In future articles, more will be written about the Compliance officer, what his responsibilities should be, and what type of training he should have. At a minimum, he should be AFIP Certified (Association of Finance and Insurance Professionals) and consider becoming certified under the Consumer Credit Compliance program. The Compliance Officer should prepare a comprehensive checklist for his compliance duties and they should be routinely discharged. This checklist needs to be cognizant of the many laws relating to sales and F&I.
Laws to Follow
It is instructive to note just how many federal and state laws salesman and F&I Managers should know something about and would be included in the Compliance Officer’s checklist. The following partial list is offered in the manner of an in terrorem clause which is Latin for a threat or warning. Dealers need to be on notice as to just how many laws they are obligated to discharge.
Equal Credit Opportunity Act (ECOA) and Reg B ● Fair Credit Reporting Act (FCRA) ● Fair Credit and Accurate Credit Transaction Act (FACTA) ●
Federal Trade Commission Act (FTC Act) ● FTC Credit Practices Rule ●
Gramm-Leach-Bliley Act (GLBA) ● Privacy Rule ● Safeguards Rule ● Holder in Due Course Rule ● Truth in Lending Act (TILA) and Reg Z ● Consumer Leasing Act (CLA) and Reg M ● Producer Owned Reinsurance Companies Laws ● Federal Advertising Rules ● American Automobile Labeling Act ●
FTC Door-to-Door Sales Rule ● IRS Form 8300 Cash Reporting Rule ●
FTC Guidelines for Fuel Mileage Advertising ● FTC Used Car Rule ●
Gray Market Vehicles ● U.S. Patriot Act ● Office of Foreign Asset Control (OFAC) ● Magnusson-Moss Warranty Act ● Monroney Sticker ● Various NHTSA Regulations (recall, airbag, etc.) ● Federal Do-Not-Call Rules: FTC Telemarketing Regulation & FCC Regulation of Telephone Calls &
Rule Restricting Calls to Cell Phones ● Do Not Email Rule ● Do Not Fax Rule
Retail Installment Sales Act ● Consumer Lease Disclosure Act ● Contract Law
Uniform Commercal Code ● Insurance Laws ● Theft, Fraud, and RICO ●
UDAP – Unfair and Deceptive Acts and Practices
Without question, the single most significant law dealers must understand is the “UDAP” statute.
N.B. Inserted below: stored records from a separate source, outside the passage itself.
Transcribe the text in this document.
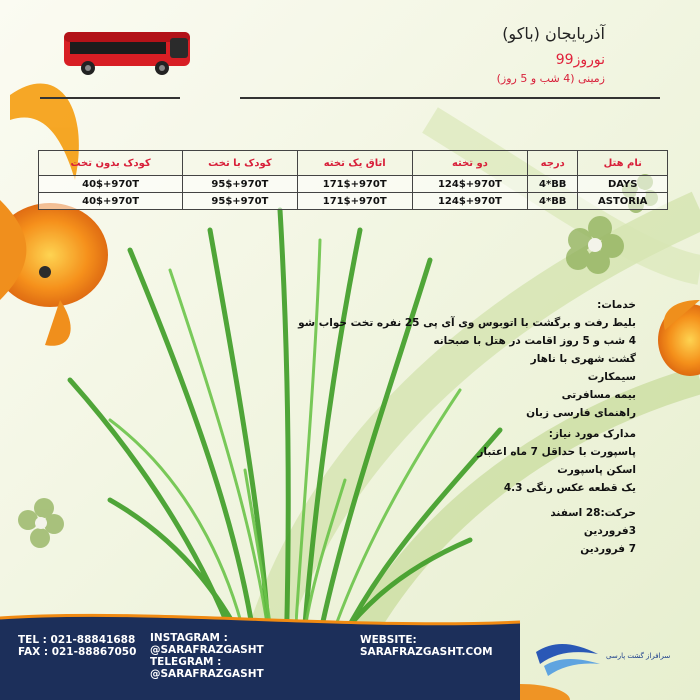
آذربایجان (باکو)
نوروز99
زمینی (4 شب و 5 روز)
کودک بدون تخت	کودک با تخت	اتاق یک تخته	دو تخته	درجه	نام هتل
40$+970T	95$+970T	171$+970T	124$+970T	4*BB	DAYS
40$+970T	95$+970T	171$+970T	124$+970T	4*BB	ASTORIA
خدمات:
بلیط رفت و برگشت با اتوبوس وی آی پی 25 نفره تخت خواب شو
4 شب و 5 روز اقامت در هتل با صبحانه
گشت شهری با ناهار
سیمکارت
بیمه مسافرتی
راهنمای فارسی زبان
مدارک مورد نیاز:
پاسپورت با حداقل 7 ماه اعتبار
اسکن پاسپورت
یک قطعه عکس رنگی 4.3
حرکت:28 اسفند
3فروردین
7 فروردین
TEL : 021-88841688
FAX : 021-88867050
INSTAGRAM :
@SARAFRAZGASHT
TELEGRAM :
@SARAFRAZGASHT
WEBSITE:
SARAFRAZGASHT.COM	سرافراز گشت پارسی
Failing to follow any of the laws indicated above could conceivably become a UDAP violation. Every state Attorney General, the Federal Trade Commission, and the Consumer Financial Protection Bureau all enforce this act in some way. In fact, the CFPB’s UDAP statute adds an “A” for “abusive” so that it reads UDAAP. It is unclear what “abusive” adds to the statute but it remains disconcerting. The UDAP statute is remarkably flexible and can be applied in novel ways depending upon the circumstances. Advertising, sales presentations, and disclosures all can be included in UDAP allegations against dealers. The basic standard for this statute is: does the alleged act have the tendency or capacity to mislead a consumer? If so, then a regulator or plaintiff can proceed with his lawsuit because there has been a violation of the law. Violating state UDAP statutes can be quite expensive as they may include actual damages, statutory damages per incident (as much as $25,000), and fees and costs. What current practices in a typical dealership could be interpreted to fit this standard? There could be many.
Although compliance programs appear daunting, expensive, and almost impossible, the attempt is worth the effort and costs can be modest if the dealership plans carefully. And, most importantly, a very modest step will impress regulators and may be enough for a dealer to get off with a warning without any fines or costs. I appeal to every dealer to rethink his compliance program and plan ahead. Enforcing compliance is the new normal. Govern yourselves accordingly!